Most of the sunflower heads will be cut off when mature and some given to the chickens to peck the seed, others hung from the wild bird feeder pole for them to enjoy this winter. This year was a good year for sunflowers.

Unless I purchase a box of tomatoes, canning season is drawing to a close for me. I will make a couple of small batches of Asian Pear Orange Marmalade and will can the remaining Tomatillos whole as they mature. The apples are too small to make applesauce but will be pressed for cider and maybe a batch of cider vinegar made. Maybe when apples start appearing fresh at the Farmers’ Market, I will make one canning of applesauce.

Olio – 8/15/2019

Olio: a miscellaneous collection of things.

Woven trapezoid is off the loom, by daylight I saw a flaw that I will need to address. It needed an over weave to fix it and blocking but I think turned into an interesting piece. The third photo is by natural daylight and the colors show better.

The first harvest of grapes were juiced, and jelled. The second harvest is underway over the next few days. The results were so delicious that more is going to be made, then the remaining grapes left for the local wildlife that also enjoy the spoils of the garden and orchard.

Some years the garden overwhelms with tomatoes and there are no cucumbers except those purchased at the Farmers’ Market. Some years the tomatillos don’t grow or seedlings can’t be found. This year, the tomatoes are the scarce commodity in our garden, the plants never looked very healthy, the fruit output poor. Tomatoes can be purchased by the box at a local organic practices farm for $1/pound, but I’m not sure that economically it is worth the purchase. There are 21 pints of tomatoes canned, 9 half pints of pizza sauce, and I am still gathering a few tomatoes each day or two and freezing them to make another batch of some sort of tomato product; pizza sauce, tomatoes with hot peppers, or spaghetti sauce.

The fruit trees weren’t hit this year with a bloom frost and the fruit is too plentiful.
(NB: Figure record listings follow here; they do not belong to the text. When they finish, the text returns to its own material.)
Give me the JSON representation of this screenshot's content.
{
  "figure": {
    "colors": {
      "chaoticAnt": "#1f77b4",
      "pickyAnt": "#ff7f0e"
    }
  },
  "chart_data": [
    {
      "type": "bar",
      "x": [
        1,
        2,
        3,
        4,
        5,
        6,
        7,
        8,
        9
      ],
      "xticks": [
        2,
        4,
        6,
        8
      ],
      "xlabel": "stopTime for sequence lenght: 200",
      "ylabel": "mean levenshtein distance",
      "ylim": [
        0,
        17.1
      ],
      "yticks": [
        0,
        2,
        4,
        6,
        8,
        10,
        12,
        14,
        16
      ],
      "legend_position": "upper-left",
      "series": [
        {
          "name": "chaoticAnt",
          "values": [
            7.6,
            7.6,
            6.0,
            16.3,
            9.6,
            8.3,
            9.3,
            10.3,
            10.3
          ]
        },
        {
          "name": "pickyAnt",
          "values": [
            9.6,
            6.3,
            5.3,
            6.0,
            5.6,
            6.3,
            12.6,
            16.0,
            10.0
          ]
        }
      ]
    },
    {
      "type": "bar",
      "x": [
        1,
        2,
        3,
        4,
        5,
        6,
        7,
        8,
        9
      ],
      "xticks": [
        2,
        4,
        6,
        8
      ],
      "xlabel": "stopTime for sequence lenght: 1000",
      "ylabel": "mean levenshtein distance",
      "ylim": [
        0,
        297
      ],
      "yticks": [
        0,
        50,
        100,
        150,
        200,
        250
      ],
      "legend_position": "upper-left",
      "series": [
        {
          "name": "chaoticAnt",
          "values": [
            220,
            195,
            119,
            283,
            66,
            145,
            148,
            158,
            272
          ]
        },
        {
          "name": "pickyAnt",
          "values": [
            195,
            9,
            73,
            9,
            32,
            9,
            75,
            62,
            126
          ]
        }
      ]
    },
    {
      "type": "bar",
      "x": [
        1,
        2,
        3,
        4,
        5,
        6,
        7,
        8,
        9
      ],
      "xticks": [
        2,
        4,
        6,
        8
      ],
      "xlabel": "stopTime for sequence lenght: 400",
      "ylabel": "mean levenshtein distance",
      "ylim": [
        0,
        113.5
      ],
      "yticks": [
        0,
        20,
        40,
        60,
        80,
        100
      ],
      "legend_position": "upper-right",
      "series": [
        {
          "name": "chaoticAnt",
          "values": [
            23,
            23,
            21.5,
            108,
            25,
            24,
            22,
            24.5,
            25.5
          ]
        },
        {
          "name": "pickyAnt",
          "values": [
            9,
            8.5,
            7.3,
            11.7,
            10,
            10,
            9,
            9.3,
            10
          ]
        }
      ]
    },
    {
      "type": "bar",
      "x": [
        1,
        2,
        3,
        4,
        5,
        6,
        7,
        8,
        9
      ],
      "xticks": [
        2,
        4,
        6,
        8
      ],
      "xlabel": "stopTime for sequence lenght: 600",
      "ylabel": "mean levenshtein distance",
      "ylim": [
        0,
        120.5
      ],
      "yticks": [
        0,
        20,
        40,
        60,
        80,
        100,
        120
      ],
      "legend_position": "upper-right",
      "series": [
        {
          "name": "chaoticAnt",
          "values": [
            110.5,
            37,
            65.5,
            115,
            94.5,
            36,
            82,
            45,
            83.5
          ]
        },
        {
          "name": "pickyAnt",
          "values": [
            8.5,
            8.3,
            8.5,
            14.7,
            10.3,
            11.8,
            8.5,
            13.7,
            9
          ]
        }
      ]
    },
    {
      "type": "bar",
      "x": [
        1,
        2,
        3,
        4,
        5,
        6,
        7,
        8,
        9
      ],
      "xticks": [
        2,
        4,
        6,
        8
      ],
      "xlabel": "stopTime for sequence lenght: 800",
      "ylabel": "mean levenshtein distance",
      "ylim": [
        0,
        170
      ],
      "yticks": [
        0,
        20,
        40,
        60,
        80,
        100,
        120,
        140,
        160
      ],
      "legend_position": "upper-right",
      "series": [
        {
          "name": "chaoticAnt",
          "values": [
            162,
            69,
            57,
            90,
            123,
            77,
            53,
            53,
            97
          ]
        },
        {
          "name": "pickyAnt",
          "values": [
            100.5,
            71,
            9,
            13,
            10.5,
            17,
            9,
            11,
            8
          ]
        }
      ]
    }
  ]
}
The peach trees had fruit for the first time and every peach had worm damage and didn’t ripen. The Asian Pears are so heavy with fruit that several branches broke, I should have thinned the fruit. Lesson learned. Today I cut out the broken branches and picked some of the pears to hopefully prevent further damage. The apple trees look like they have a fair amount of fruit too, but the deer have eaten all that they can reach. It is going to take a ladder to get what is left unless I can reach it from the tractor seat.
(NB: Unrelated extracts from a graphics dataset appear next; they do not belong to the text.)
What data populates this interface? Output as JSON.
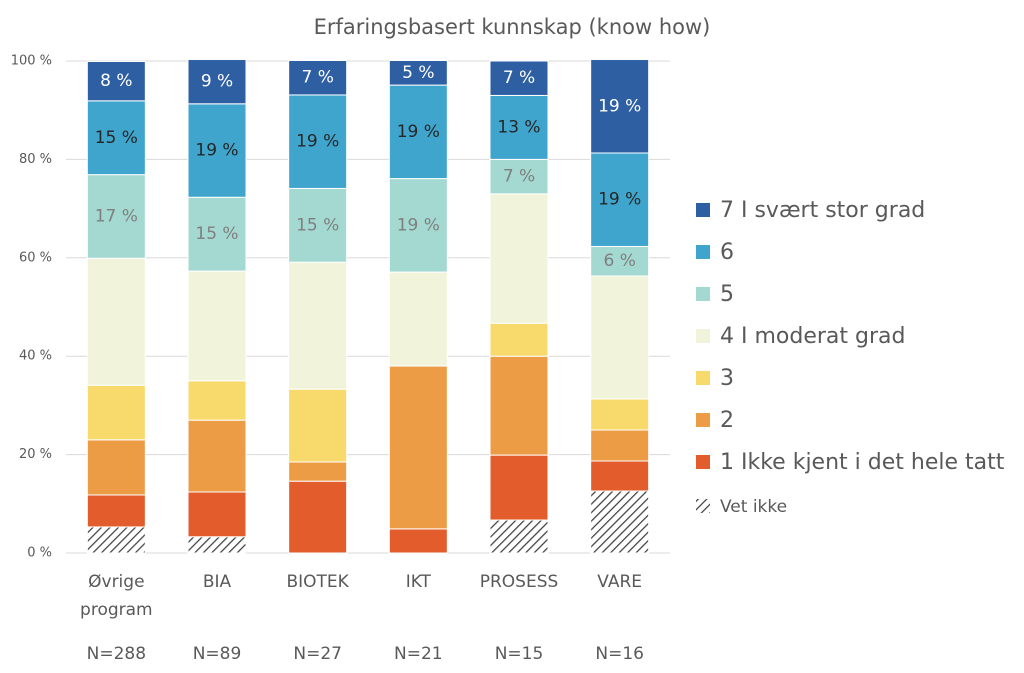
{
  "chart_data": {
    "type": "stacked_bar",
    "title": "Erfaringsbasert kunnskap (know how)",
    "categories": [
      "Øvrige program",
      "BIA",
      "BIOTEK",
      "IKT",
      "PROSESS",
      "VARE"
    ],
    "n_labels": [
      "N=288",
      "N=89",
      "N=27",
      "N=21",
      "N=15",
      "N=16"
    ],
    "ylim": [
      0,
      100
    ],
    "yticks": [
      {
        "value": 0,
        "label": "0 %"
      },
      {
        "value": 20,
        "label": "20 %"
      },
      {
        "value": 40,
        "label": "40 %"
      },
      {
        "value": 60,
        "label": "60 %"
      },
      {
        "value": 80,
        "label": "80 %"
      },
      {
        "value": 100,
        "label": "100 %"
      }
    ],
    "grid": true,
    "legend": "right",
    "series": [
      {
        "name": "Vet ikke",
        "color": "#404040",
        "hatch": true,
        "values": [
          5.3,
          3.3,
          0,
          0,
          6.7,
          12.6
        ]
      },
      {
        "name": "1 Ikke kjent i det hele tatt",
        "color": "#e35d2c",
        "values": [
          6.5,
          9.1,
          14.6,
          4.9,
          13.2,
          6.1
        ]
      },
      {
        "name": "2",
        "color": "#ec9c45",
        "values": [
          11.2,
          14.6,
          3.9,
          33.1,
          20.1,
          6.3
        ]
      },
      {
        "name": "3",
        "color": "#f8d96c",
        "values": [
          11.1,
          8.0,
          14.8,
          0,
          6.7,
          6.3
        ]
      },
      {
        "name": "4 I moderat grad",
        "color": "#f1f4da",
        "values": [
          25.8,
          22.3,
          25.8,
          19.1,
          26.3,
          25.0
        ]
      },
      {
        "name": "5",
        "color": "#a4d9d1",
        "label_color": "#7f7f7f",
        "values": [
          17,
          15,
          15,
          19,
          7,
          6
        ],
        "value_labels": [
          "17 %",
          "15 %",
          "15 %",
          "19 %",
          "7 %",
          "6 %"
        ]
      },
      {
        "name": "6",
        "color": "#3fa5cd",
        "label_color": "#262626",
        "values": [
          15,
          19,
          19,
          19,
          13,
          19
        ],
        "value_labels": [
          "15 %",
          "19 %",
          "19 %",
          "19 %",
          "13 %",
          "19 %"
        ]
      },
      {
        "name": "7 I svært stor grad",
        "color": "#2e5fa3",
        "label_color": "#ffffff",
        "values": [
          8,
          9,
          7,
          5,
          7,
          19
        ],
        "value_labels": [
          "8 %",
          "9 %",
          "7 %",
          "5 %",
          "7 %",
          "19 %"
        ]
      }
    ]
  }
}
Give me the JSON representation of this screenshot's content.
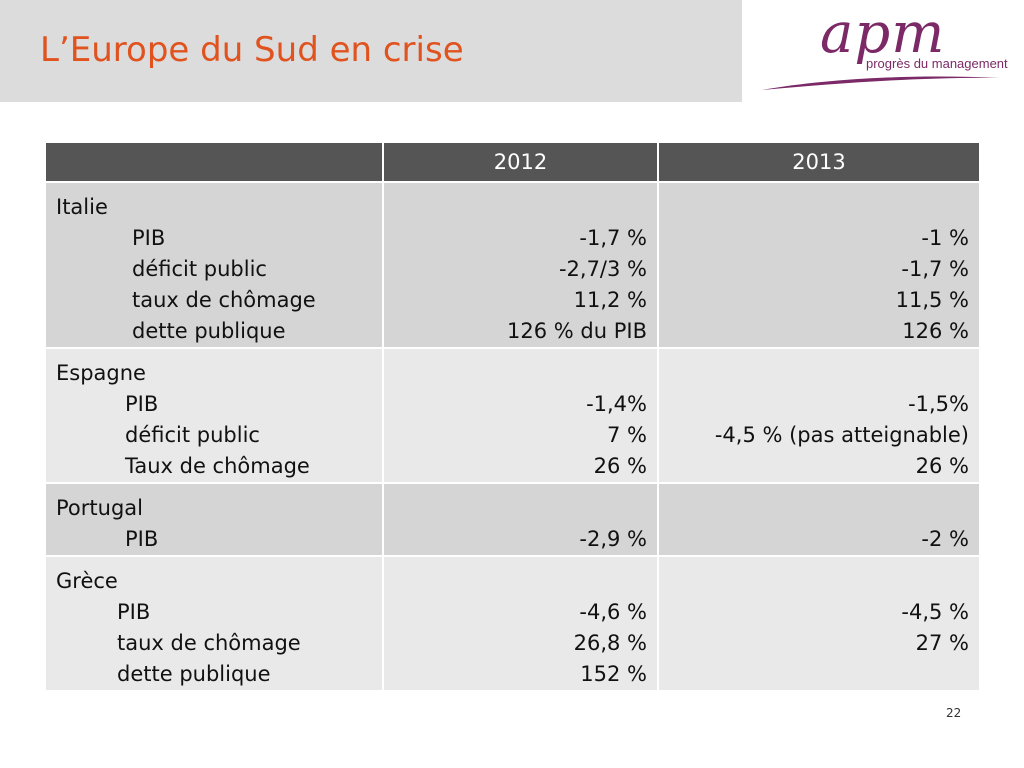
{
  "slide": {
    "title": "L’Europe du Sud en crise",
    "page_number": "22",
    "colors": {
      "title": "#e0531f",
      "header_bg": "#555555",
      "logo": "#7b2a67"
    }
  },
  "logo": {
    "wordmark": "apm",
    "tagline": "progrès du management"
  },
  "table": {
    "headers": [
      "",
      "2012",
      "2013"
    ],
    "rows": [
      {
        "country": "Italie",
        "indicators": [
          "PIB",
          "déficit public",
          "taux de chômage",
          "dette publique"
        ],
        "values_2012": [
          "-1,7 %",
          "-2,7/3 %",
          "11,2 %",
          "126 % du PIB"
        ],
        "values_2013": [
          "-1 %",
          "-1,7 %",
          "11,5 %",
          "126 %"
        ]
      },
      {
        "country": "Espagne",
        "indicators": [
          "PIB",
          "déficit public",
          "Taux de chômage"
        ],
        "values_2012": [
          "-1,4%",
          "7 %",
          "26 %"
        ],
        "values_2013": [
          "-1,5%",
          "-4,5 % (pas atteignable)",
          "26 %"
        ]
      },
      {
        "country": "Portugal",
        "indicators": [
          "PIB"
        ],
        "values_2012": [
          "-2,9 %"
        ],
        "values_2013": [
          "-2 %"
        ]
      },
      {
        "country": "Grèce",
        "indicators": [
          "PIB",
          "taux de chômage",
          "dette publique"
        ],
        "values_2012": [
          "-4,6 %",
          "26,8 %",
          "152 %"
        ],
        "values_2013": [
          "-4,5 %",
          "27  %"
        ]
      }
    ]
  }
}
We started our orchard with 3 peach trees. When I started raising chickens, I deliberately put the run around one of the trees for shade and put rocks around the trunk so they wouldn’t damage the roots. That tree did not survive the chickens scratching and possibly the hot fertilizer they produce. The largest tree got out of control and I cut it back severely a couple of years ago and have tried to keep it properly pruned since. It had the most, largest but most damaged fruit this year. The third tree near it produced some small hard peaches, but looks like it isn’t going to survive.
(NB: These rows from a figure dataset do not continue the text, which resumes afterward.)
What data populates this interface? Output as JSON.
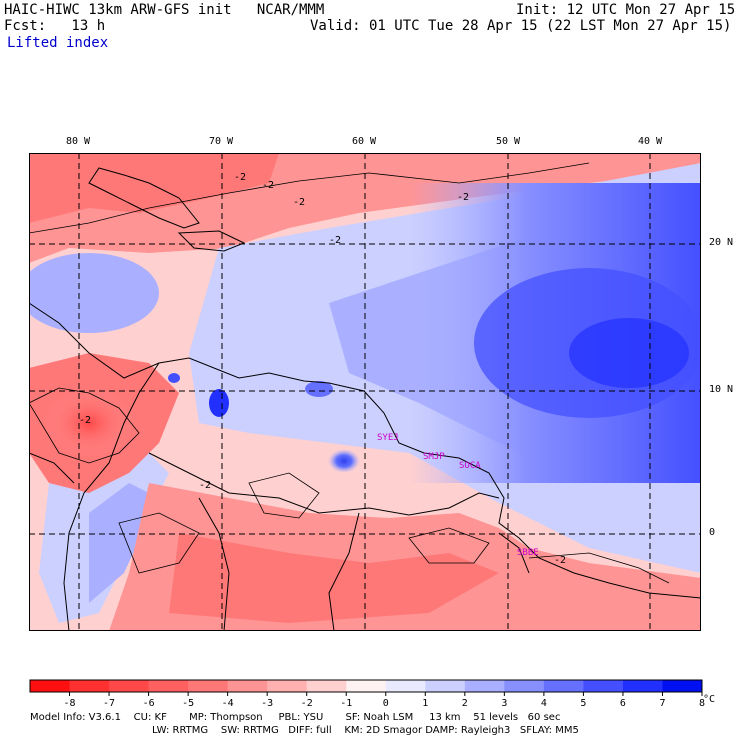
{
  "header": {
    "title": "HAIC-HIWC 13km ARW-GFS init   NCAR/MMM",
    "init": "Init: 12 UTC Mon 27 Apr 15",
    "forecast": "Fcst:   13 h",
    "valid": "Valid: 01 UTC Tue 28 Apr 15 (22 LST Mon 27 Apr 15)",
    "field": "Lifted index"
  },
  "map": {
    "lon_labels": [
      "80 W",
      "70 W",
      "60 W",
      "50 W",
      "40 W"
    ],
    "lat_labels": [
      "20 N",
      "10 N",
      "0"
    ],
    "contour_labels": [
      "-2",
      "-2",
      "-2",
      "-2",
      "-2",
      "-2",
      "-2",
      "-2"
    ],
    "station_labels": [
      "SYEJ",
      "SMJP",
      "SOCA",
      "SBBE"
    ],
    "station_color": "#cc00cc"
  },
  "colorbar": {
    "ticks": [
      "-8",
      "-7",
      "-6",
      "-5",
      "-4",
      "-3",
      "-2",
      "-1",
      "0",
      "1",
      "2",
      "3",
      "4",
      "5",
      "6",
      "7",
      "8"
    ],
    "unit": "°C",
    "colors": [
      "#ff1010",
      "#ff3030",
      "#ff4848",
      "#ff6060",
      "#ff7878",
      "#ff9494",
      "#ffb0b0",
      "#ffd0d0",
      "#fff2f2",
      "#eaeaff",
      "#ccd0ff",
      "#aab0ff",
      "#8890ff",
      "#6670ff",
      "#4450ff",
      "#2230ff",
      "#0010f0"
    ]
  },
  "footer": {
    "line1": "Model Info: V3.6.1    CU: KF       MP: Thompson     PBL: YSU       SF: Noah LSM     13 km    51 levels   60 sec",
    "line2": "LW: RRTMG    SW: RRTMG   DIFF: full    KM: 2D Smagor DAMP: Rayleigh3   SFLAY: MM5"
  }
}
Winter before last I took a pruning class, but maybe I need a class on how to raise fruit organically so that the fruit is usable, or accept that I will have pears and apples only. My little fig is growing, but there won’t be fruit from it this year and the 3 year old plum keeps getting the new growth nipped by the deer, so I guess it needs a fence.

Another round of garden harvest will happen this evening and if I get enough additional Tomatillos, another batch of Tomatillo simmer sauce with jalapenos will be made in the morning.